Quand on cherche à en savoir un peu plus sur Celia Polazzo, on est tout de suite fixé : à la rubrique « études » figure la réponse : « Stade Mayol » !


Et à « signes particuliers », cela donne : « une amie sincère mais surtout aussi la reine des super méga connasse, histrionique, narcissique, magnifiquement extraordinaire. Une génialissime tatoueuse et conservatrice de musée. » Eh bien, voilà, pour résumer, folle de rugby et tatoueuse, vous savez tout !

Sauf que sur ce CV coloré manque l’essentiel : Celia qui a de la suite dans les idées, et le caractère pour les imposer, s’est mis en tête de créer un musée du rugby qui, il est vrai, n’existe nulle part en France. Un musée de tout le rugby, à 15, à 13, celui des internationaux, des clubs, des anonymes, des supporters et de la grande famille du ballon ovale.


Il devrait voir le jour en mars prochain, au 36 bis avenue du capitaine Resplendy à Bayonne, sur un plateau de 170 m², face à l’Adour. On va y trouver dans un premier temps des maillots (à titre personnel, elle en possède plus de quatre cents), ballons, coupures de journaux, écussons, objets de collection, etc.

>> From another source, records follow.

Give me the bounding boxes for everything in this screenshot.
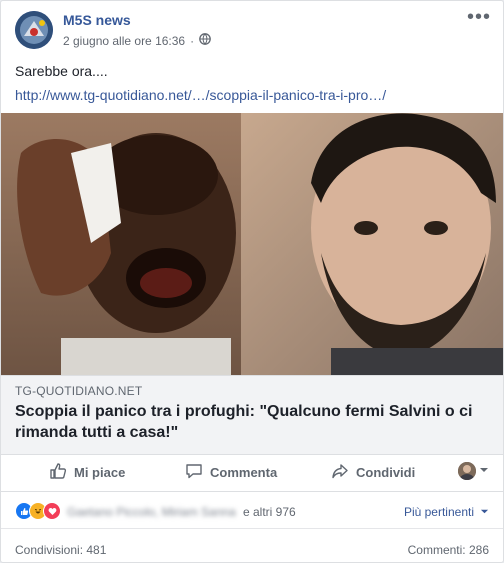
post-link[interactable]: http://www.tg-quotidiano.net/…/scoppia-i… (15, 87, 386, 103)
like-label: Mi piace (74, 464, 126, 480)
link-preview-meta[interactable]: TG-QUOTIDIANO.NET Scoppia il panico tra … (1, 375, 503, 455)
post-text: Sarebbe ora.... (15, 63, 108, 79)
reactions-summary[interactable]: Gaetano Piccolo, Miriam Sanna e altri 97… (1, 492, 503, 529)
share-arrow-icon (331, 462, 349, 483)
link-preview-image[interactable] (1, 113, 503, 375)
globe-icon[interactable] (199, 33, 211, 48)
reaction-icons[interactable] (15, 502, 61, 520)
comments-count[interactable]: Commenti: 286 (408, 543, 489, 557)
comment-label: Commenta (210, 464, 278, 480)
post-footer: Condivisioni: 481 Commenti: 286 (1, 529, 503, 562)
page-avatar[interactable] (15, 11, 53, 49)
link-title[interactable]: Scoppia il panico tra i profughi: "Qualc… (15, 401, 491, 443)
link-domain: TG-QUOTIDIANO.NET (15, 384, 143, 398)
facebook-post-card: M5S news 2 giugno alle ore 16:36 · ••• S… (0, 0, 504, 563)
post-timestamp[interactable]: 2 giugno alle ore 16:36 (63, 34, 185, 48)
like-button[interactable]: Mi piace (49, 453, 125, 491)
caret-down-icon (479, 462, 489, 480)
page-name[interactable]: M5S news (63, 12, 131, 28)
reactor-names[interactable]: Gaetano Piccolo, Miriam Sanna (67, 505, 236, 519)
reactions-others[interactable]: e altri 976 (243, 505, 296, 519)
caret-down-icon (480, 505, 489, 519)
share-label: Condividi (356, 464, 416, 480)
love-icon (43, 502, 61, 520)
sort-label: Più pertinenti (403, 505, 474, 519)
shares-count[interactable]: Condivisioni: 481 (15, 543, 106, 557)
comment-icon (185, 462, 203, 483)
more-options-icon[interactable]: ••• (467, 7, 491, 27)
post-actions-bar: Mi piace Commenta Condividi (1, 453, 503, 492)
comment-sort-dropdown[interactable]: Più pertinenti (404, 505, 489, 519)
post-meta: 2 giugno alle ore 16:36 · (63, 33, 211, 48)
comment-button[interactable]: Commenta (185, 453, 277, 491)
thumbs-up-icon (49, 462, 67, 483)
share-button[interactable]: Condividi (331, 453, 415, 491)
share-as-selector[interactable] (458, 462, 489, 480)
user-avatar (458, 462, 476, 480)
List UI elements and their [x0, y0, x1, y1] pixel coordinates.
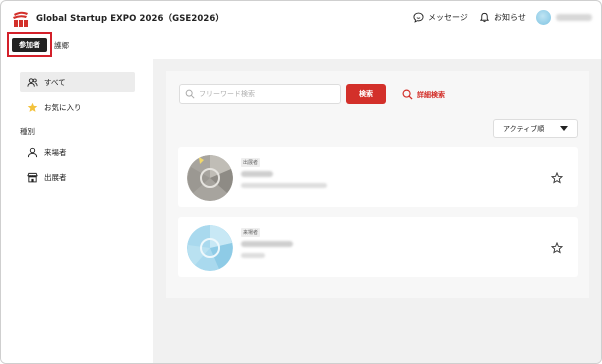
sort-selected-value: アクティブ順	[503, 124, 545, 133]
company-redacted	[241, 253, 265, 258]
sidebar-item-exhibitors[interactable]: 出展者	[20, 167, 135, 187]
name-redacted	[241, 241, 293, 247]
sidebar-item-all[interactable]: すべて	[20, 72, 135, 92]
person-icon	[27, 147, 38, 157]
storefront-icon	[27, 172, 38, 182]
sidebar-item-label: 来場者	[44, 147, 67, 157]
company-redacted	[241, 183, 327, 188]
tab-other[interactable]: 護郷	[54, 40, 69, 51]
people-icon	[27, 77, 38, 87]
search-icon	[185, 89, 195, 99]
profile-image	[187, 225, 233, 271]
avatar	[536, 10, 551, 25]
star-outline-icon[interactable]	[551, 172, 563, 184]
search-input-wrapper	[179, 84, 341, 104]
search-input[interactable]	[199, 90, 334, 98]
type-badge: 来場者	[241, 228, 261, 237]
list-item[interactable]: 出展者	[178, 147, 578, 207]
role-tab-bar	[1, 34, 601, 58]
messages-label: メッセージ	[428, 13, 468, 22]
type-heading: 種別	[20, 127, 35, 136]
top-header: Global Startup EXPO 2026（GSE2026） メッセージ …	[1, 1, 601, 35]
star-filled-icon	[27, 102, 38, 112]
app-window: Global Startup EXPO 2026（GSE2026） メッセージ …	[0, 0, 602, 364]
messages-link[interactable]: メッセージ	[413, 12, 468, 23]
sidebar-item-visitors[interactable]: 来場者	[20, 142, 135, 162]
sidebar-item-label: お気に入り	[44, 102, 82, 112]
expo-logo-icon[interactable]	[11, 9, 31, 29]
name-redacted	[241, 171, 273, 177]
sidebar-item-label: 出展者	[44, 172, 67, 182]
app-title: Global Startup EXPO 2026（GSE2026）	[36, 14, 224, 24]
chevron-down-icon	[560, 126, 568, 131]
notices-link[interactable]: お知らせ	[479, 12, 526, 23]
chat-bubble-icon	[413, 12, 424, 23]
advanced-search-label: 詳細検索	[417, 90, 445, 99]
advanced-search-link[interactable]: 詳細検索	[402, 89, 445, 100]
search-icon	[402, 89, 413, 100]
bell-icon	[479, 12, 490, 23]
sidebar-item-favorites[interactable]: お気に入り	[20, 97, 135, 117]
list-item[interactable]: 来場者	[178, 217, 578, 277]
user-name-redacted	[556, 14, 592, 21]
star-outline-icon[interactable]	[551, 242, 563, 254]
profile-image	[187, 155, 233, 201]
user-menu[interactable]	[536, 10, 592, 25]
search-button[interactable]: 検索	[346, 84, 386, 104]
notices-label: お知らせ	[494, 13, 526, 22]
highlight-annotation	[7, 32, 52, 57]
sidebar-item-label: すべて	[44, 77, 66, 87]
sort-select[interactable]: アクティブ順	[493, 119, 578, 138]
type-badge: 出展者	[241, 158, 261, 167]
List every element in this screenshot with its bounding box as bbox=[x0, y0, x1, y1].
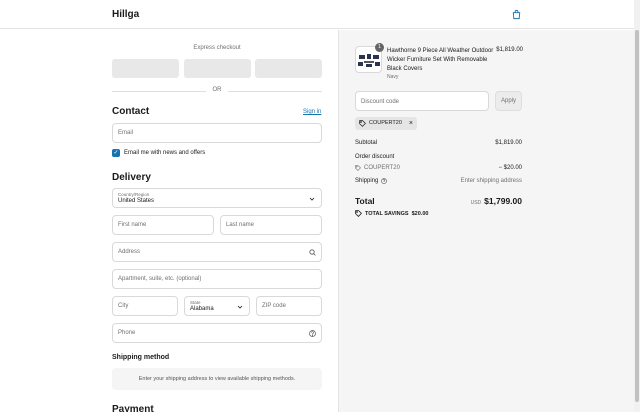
checkout-form: Express checkout OR Contact Sign in Emai… bbox=[0, 30, 338, 412]
or-divider-label: OR bbox=[212, 87, 222, 93]
applied-discount-code: COUPERT20 bbox=[369, 120, 402, 126]
shipping-label: Shipping bbox=[355, 178, 379, 184]
newsletter-checkbox[interactable]: ✓ bbox=[112, 149, 120, 157]
brand-logo[interactable]: Hillga bbox=[112, 9, 139, 20]
divider bbox=[228, 91, 322, 92]
scrollbar-thumb[interactable] bbox=[635, 30, 639, 402]
shopping-bag-icon[interactable] bbox=[511, 9, 522, 20]
payment-heading: Payment bbox=[112, 404, 154, 412]
total-savings-label: TOTAL SAVINGS bbox=[365, 210, 409, 217]
email-field[interactable]: Email bbox=[112, 123, 322, 143]
express-pay-button-2[interactable] bbox=[184, 59, 251, 78]
shipping-method-notice: Enter your shipping address to view avai… bbox=[112, 368, 322, 390]
express-pay-button-3[interactable] bbox=[255, 59, 322, 78]
address-field[interactable]: Address bbox=[112, 242, 322, 262]
divider bbox=[112, 91, 206, 92]
total-savings-value: $20.00 bbox=[411, 210, 429, 217]
zip-field[interactable]: ZIP code bbox=[256, 296, 322, 316]
shipping-value: Enter shipping address bbox=[460, 178, 522, 184]
apply-discount-button[interactable]: Apply bbox=[495, 91, 522, 111]
discount-code-placeholder: Discount code bbox=[361, 99, 400, 105]
country-label: Country/Region bbox=[118, 192, 150, 197]
phone-field[interactable]: Phone bbox=[112, 323, 322, 343]
total-savings: TOTAL SAVINGS $20.00 bbox=[355, 210, 428, 217]
subtotal-label: Subtotal bbox=[355, 140, 378, 146]
state-value: Alabama bbox=[190, 306, 214, 312]
last-name-field[interactable]: Last name bbox=[220, 215, 322, 235]
chevron-down-icon bbox=[309, 197, 315, 201]
furniture-set-image bbox=[358, 54, 380, 67]
subtotal-value: $1,819.00 bbox=[495, 140, 522, 146]
country-value: United States bbox=[118, 198, 155, 204]
sign-in-link[interactable]: Sign in bbox=[303, 109, 321, 115]
shipping-method-heading: Shipping method bbox=[112, 354, 170, 361]
order-summary: 1 Hawthorne 9 Piece All Weather Outdoor … bbox=[338, 30, 634, 412]
zip-placeholder: ZIP code bbox=[262, 303, 286, 309]
applied-discount-chip: COUPERT20 × bbox=[355, 117, 418, 130]
chevron-down-icon bbox=[237, 305, 243, 309]
order-discount-code: COUPERT20 bbox=[364, 165, 400, 171]
order-discount-label: Order discount bbox=[355, 154, 395, 160]
city-placeholder: City bbox=[118, 303, 129, 309]
shipping-row: Shipping bbox=[355, 178, 388, 184]
order-discount-code-row: COUPERT20 bbox=[355, 165, 400, 171]
state-label: State bbox=[190, 300, 201, 305]
phone-placeholder: Phone bbox=[118, 330, 136, 336]
currency-code: USD bbox=[470, 200, 482, 206]
total-label: Total bbox=[355, 196, 375, 206]
remove-discount-icon[interactable]: × bbox=[409, 117, 413, 130]
header: Hillga bbox=[0, 0, 634, 29]
product-variant: Navy bbox=[387, 74, 399, 80]
first-name-field[interactable]: First name bbox=[112, 215, 214, 235]
email-placeholder: Email bbox=[118, 130, 134, 136]
help-circle-icon[interactable] bbox=[309, 330, 316, 337]
quantity-badge: 1 bbox=[375, 43, 384, 52]
total-row: USD $1,799.00 bbox=[442, 196, 522, 206]
state-select[interactable]: State Alabama bbox=[184, 296, 250, 316]
total-value: $1,799.00 bbox=[484, 196, 522, 206]
apartment-placeholder: Apartment, suite, etc. (optional) bbox=[118, 276, 202, 282]
address-placeholder: Address bbox=[118, 249, 141, 255]
discount-code-input[interactable]: Discount code bbox=[355, 91, 489, 111]
tag-icon bbox=[355, 210, 362, 217]
product-price: $1,819.00 bbox=[496, 47, 523, 53]
product-name: Hawthorne 9 Piece All Weather Outdoor Wi… bbox=[387, 48, 494, 72]
help-circle-icon[interactable] bbox=[381, 178, 388, 184]
contact-heading: Contact bbox=[112, 106, 150, 117]
tag-icon bbox=[359, 120, 366, 127]
newsletter-label: Email me with news and offers bbox=[124, 150, 206, 156]
city-field[interactable]: City bbox=[112, 296, 178, 316]
search-icon bbox=[309, 249, 316, 256]
order-discount-amount: − $20.00 bbox=[498, 165, 522, 171]
page-scrollbar[interactable] bbox=[634, 0, 640, 412]
last-name-placeholder: Last name bbox=[226, 222, 255, 228]
tag-icon bbox=[355, 165, 361, 171]
country-select[interactable]: Country/Region United States bbox=[112, 188, 322, 208]
delivery-heading: Delivery bbox=[112, 172, 151, 183]
express-checkout-label: Express checkout bbox=[193, 45, 241, 51]
express-pay-button-1[interactable] bbox=[112, 59, 179, 78]
apartment-field[interactable]: Apartment, suite, etc. (optional) bbox=[112, 269, 322, 289]
first-name-placeholder: First name bbox=[118, 222, 147, 228]
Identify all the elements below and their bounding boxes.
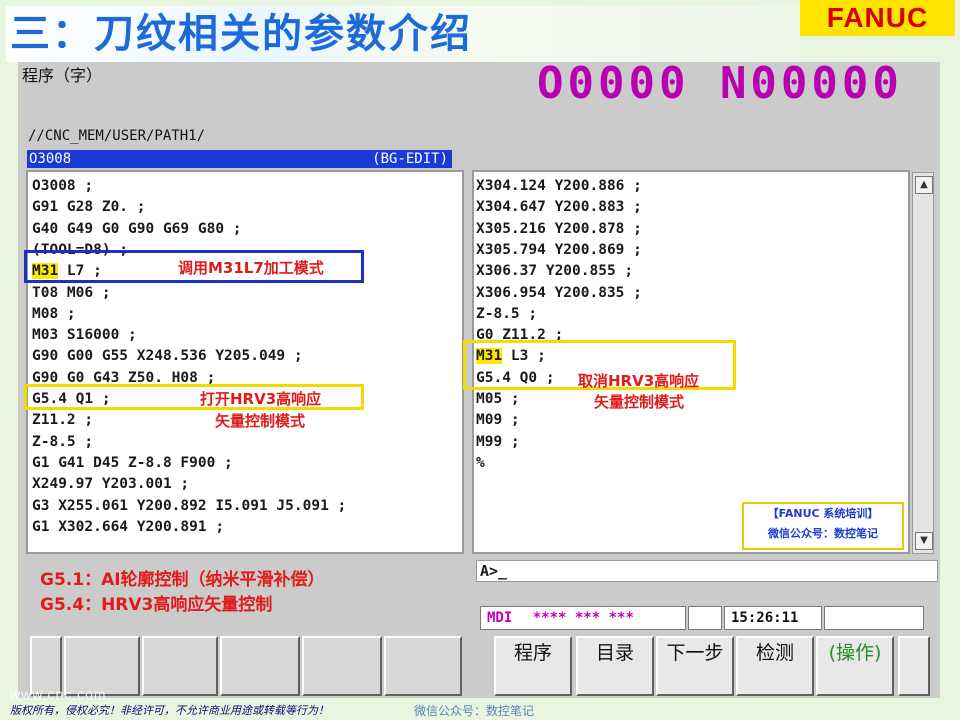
status-alarm: **** *** *** [532,610,634,626]
softkey-program[interactable]: 程序 [494,636,572,696]
code-line[interactable]: X306.954 Y200.835 ; [476,283,642,304]
training-badge-line1: 【FANUC 系统培训】 [767,507,879,520]
fanuc-logo: FANUC [800,0,955,36]
footer-wechat: 微信公众号：数控笔记 [414,704,535,718]
softkey-next[interactable]: 下一步 [656,636,734,696]
status-mode: MDI [487,610,513,626]
status-blank-2 [824,606,924,630]
code-line[interactable]: Z-8.5 ; [32,432,93,453]
code-line[interactable]: M08 ; [32,304,76,325]
code-line[interactable]: X304.124 Y200.886 ; [476,176,642,197]
softkey-check[interactable]: 检测 [736,636,814,696]
code-line[interactable]: Z11.2 ; [32,410,93,431]
program-number-display: O0000 N00000 [537,58,903,109]
code-line[interactable]: G90 G00 G55 X248.536 Y205.049 ; [32,346,303,367]
screen-name: 程序（字） [22,66,103,85]
softkey-continue[interactable] [898,636,930,696]
program-path: //CNC_MEM/USER/PATH1/ [28,128,206,144]
status-bar: MDI **** *** *** 15:26:11 [476,606,938,632]
status-mode-cell: MDI **** *** *** [480,606,686,630]
code-line[interactable]: Z-8.5 ; [476,304,537,325]
training-badge: 【FANUC 系统培训】 微信公众号：数控笔记 [742,502,904,550]
scrollbar[interactable]: ▲ ▼ [912,172,934,554]
code-line[interactable]: X305.216 Y200.878 ; [476,219,642,240]
code-line[interactable]: X249.97 Y203.001 ; [32,474,189,495]
annotation-cancel-hrv3-2: 矢量控制模式 [594,393,685,411]
softkey-blank-3[interactable] [220,636,300,696]
copyright-notice: 版权所有，侵权必究！非经许可，不允许商业用途或转载等行为！ [10,704,329,717]
code-line[interactable]: M99 ; [476,432,520,453]
softkey-blank-2[interactable] [142,636,218,696]
softkey-operation[interactable]: (操作) [816,636,894,696]
training-badge-line2: 微信公众号：数控笔记 [768,527,878,540]
code-line[interactable]: G40 G49 G0 G90 G69 G80 ; [32,219,242,240]
program-name: O3008 [29,151,72,167]
code-line[interactable]: X306.37 Y200.855 ; [476,261,633,282]
scroll-down-icon[interactable]: ▼ [915,532,933,550]
annotation-call-m31: 调用M31L7加工模式 [178,259,324,277]
code-line[interactable]: G1 G41 D45 Z-8.8 F900 ; [32,453,233,474]
key-input-line[interactable]: A>_ [476,560,938,582]
note-g51: G5.1：AI轮廓控制（纳米平滑补偿） [40,570,325,590]
edit-mode: (BG-EDIT) [372,151,448,167]
status-blank-1 [688,606,722,630]
program-listing-left[interactable]: O3008 ; G91 G28 Z0. ; G40 G49 G0 G90 G69 G… [26,170,464,554]
watermark: www.cnc.com [10,686,107,702]
code-line[interactable]: G3 X255.061 Y200.892 I5.091 J5.091 ; [32,496,346,517]
code-line[interactable]: % [476,453,485,474]
code-line[interactable]: O3008 ; [32,176,93,197]
slide-title: 三：刀纹相关的参数介绍 [6,6,800,62]
annotation-cancel-hrv3-1: 取消HRV3高响应 [578,372,700,390]
code-line[interactable]: G91 G28 Z0. ; [32,197,146,218]
code-line[interactable]: M05 ; [476,389,520,410]
status-clock: 15:26:11 [724,606,822,630]
softkey-directory[interactable]: 目录 [576,636,654,696]
note-g54: G5.4：HRV3高响应矢量控制 [40,595,273,615]
code-line[interactable]: M03 S16000 ; [32,325,137,346]
program-header-bar: O3008 (BG-EDIT) [27,150,452,168]
annotation-enable-hrv3-1: 打开HRV3高响应 [200,390,322,408]
annotation-enable-hrv3-2: 矢量控制模式 [215,412,306,430]
softkey-blank-4[interactable] [302,636,382,696]
g-code-notes: G5.1：AI轮廓控制（纳米平滑补偿） G5.4：HRV3高响应矢量控制 [40,568,325,618]
code-line[interactable]: T08 M06 ; [32,283,111,304]
code-line[interactable]: M09 ; [476,410,520,431]
scroll-up-icon[interactable]: ▲ [915,176,933,194]
softkey-blank-5[interactable] [384,636,462,696]
code-line[interactable]: X304.647 Y200.883 ; [476,197,642,218]
code-line[interactable]: X305.794 Y200.869 ; [476,240,642,261]
code-line[interactable]: G1 X302.664 Y200.891 ; [32,517,224,538]
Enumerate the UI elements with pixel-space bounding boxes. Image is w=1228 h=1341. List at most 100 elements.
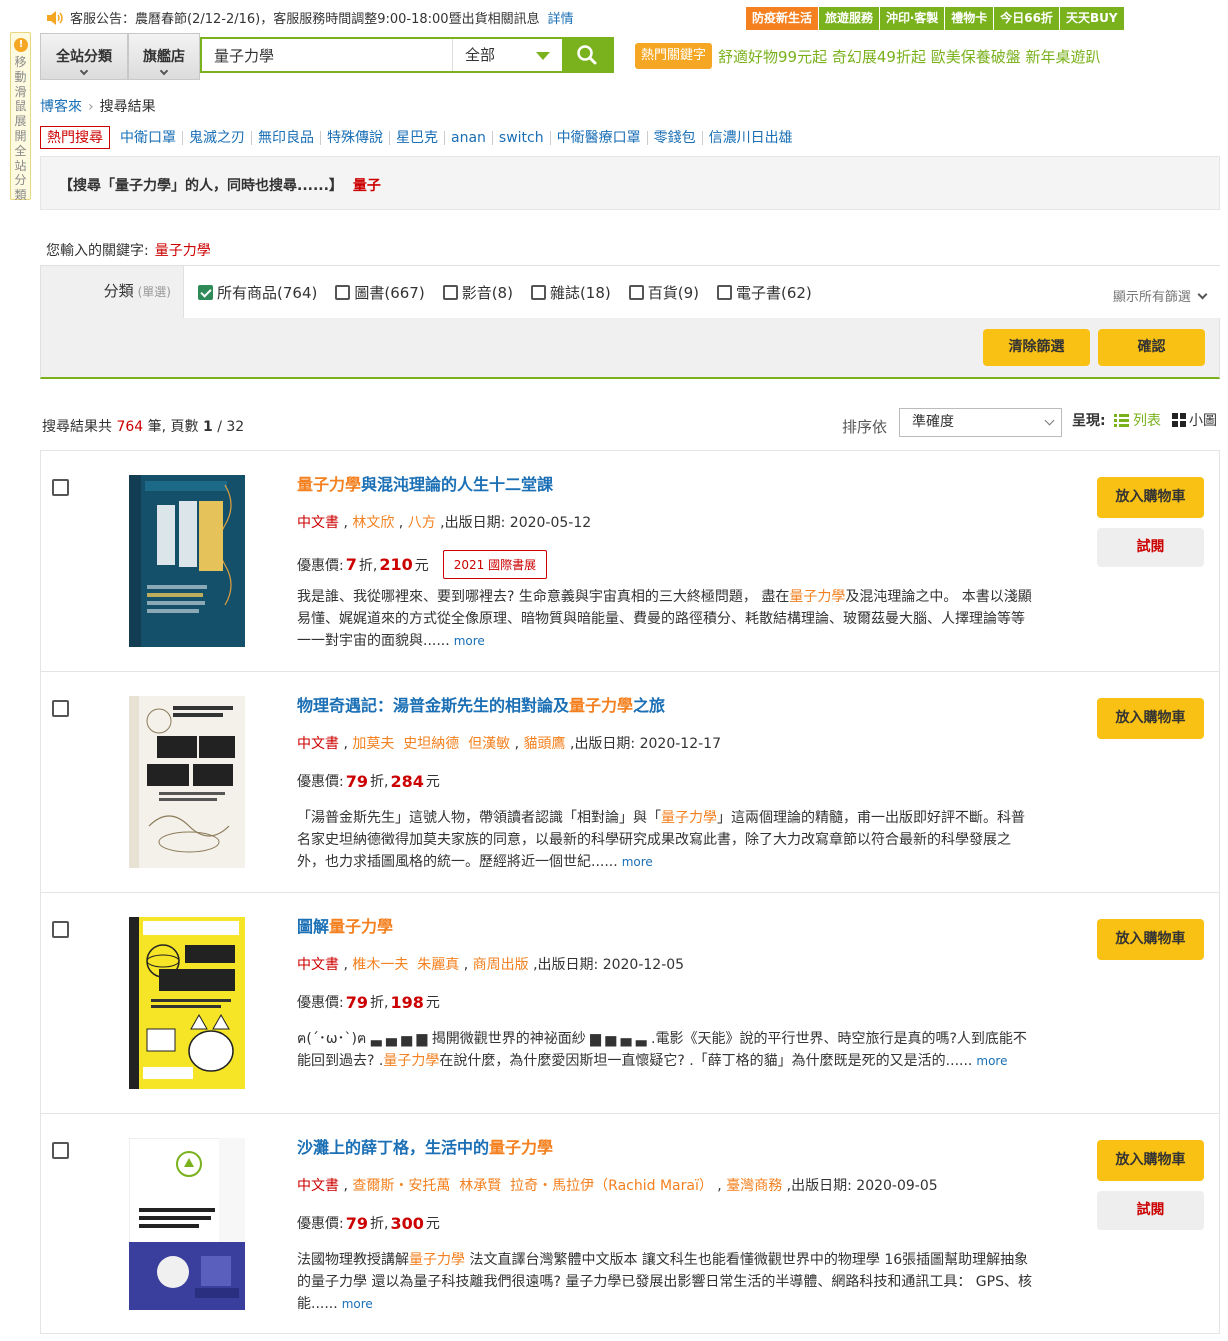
category-side-tab[interactable]: ! 移動滑鼠展開全站分類 (10, 32, 31, 202)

Avec la volonté affichée de faire vivre l’ensemble, grâce à des thèmes changeant chaque trimestre et aussi des soirées débats, des conférences et des rencontres, beaucoup de rencontres. Bref, cela s’appelle un musée, mais ce sera surtout un lieu de vie.


Question subsidiaire que vous vous posez sans doute : comment se fait-il que Celia, tatoueuse reconnue, se passionne à ce point pour le rugby ? C’est qu’elle est tombée toute jeune dans le chaudron, jouant à La Valette (du Var), puis entraîneuse et enfin mère de joueur et joueuse, son fils maniant le ballon en espoir à l’US Dax, sa fille faisant de même en Angleterre.

Pour toutes ces raisons, et bien d’autres à découvrir, Celia est parfaitement légitime à devenir la première conservatrice du musée du rugby. On a hâte de le découvrir dans deux mois.